Grievance data, audit findings, and supervisory observations should feed directly into system fixes, including risk controls. Digital platforms must be interoperable, reliable, and easy to use across channels, while physical branches should provide a modern, stress-free environment. Clear and timely communication is critical; customers should not be left waiting or guessing. Customer education must move from token CSR to core strategy. Empowered customers use digital channels confidently, protect themselves against fraud, and reduce branch load.
None of this will work without addressing the weakest link: overworked and undertrained staff. Banks must provide staffing buffers, better training, and discretionary authority for employees to resolve small-value grievances on the spot.
Survival Hinges
The way forward is not unfamiliar. It requires discipline in execution and a fundamental shift in mindset, from viewing customer service as a drain to recognising it as the foundation of strength and survival. Globally, regulators are reframing service quality as a prudential issue. The UK’s Financial Conduct Authority and the Monetary Authority of Singapore both treat customer outcomes as integral to stability. The signal is unambiguous: neglecting service exposes banks to risks as existential as liquidity or solvency shocks.

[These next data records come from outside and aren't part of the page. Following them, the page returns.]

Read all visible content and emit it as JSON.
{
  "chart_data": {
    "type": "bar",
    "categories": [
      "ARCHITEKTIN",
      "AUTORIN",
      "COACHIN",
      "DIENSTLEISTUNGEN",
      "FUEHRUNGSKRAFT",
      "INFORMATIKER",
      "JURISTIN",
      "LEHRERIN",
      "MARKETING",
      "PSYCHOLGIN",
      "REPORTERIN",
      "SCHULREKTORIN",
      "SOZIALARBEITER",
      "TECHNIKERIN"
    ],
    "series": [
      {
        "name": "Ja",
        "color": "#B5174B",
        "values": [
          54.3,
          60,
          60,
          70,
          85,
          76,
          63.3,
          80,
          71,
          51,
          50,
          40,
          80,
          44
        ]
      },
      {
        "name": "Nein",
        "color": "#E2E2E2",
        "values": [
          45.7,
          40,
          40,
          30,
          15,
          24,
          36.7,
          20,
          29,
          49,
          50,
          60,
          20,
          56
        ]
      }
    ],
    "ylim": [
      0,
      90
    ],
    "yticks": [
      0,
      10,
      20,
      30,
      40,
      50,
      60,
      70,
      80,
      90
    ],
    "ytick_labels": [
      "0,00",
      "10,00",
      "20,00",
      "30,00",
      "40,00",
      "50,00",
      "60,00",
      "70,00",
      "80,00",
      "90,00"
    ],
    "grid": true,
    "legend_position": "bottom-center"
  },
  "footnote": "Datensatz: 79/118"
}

For Indian banks, the challenge is existential. Those who integrate customer experience into governance, processes, and culture will thrive in the coming decades. Those who neglect it will face reputational decline, competitive erosion, and perhaps, eventual irrelevance. Trust and confidence are the invisible capital on which balance sheets rest. If trust is lost, no amount of digitisation or product innovation will retain customers.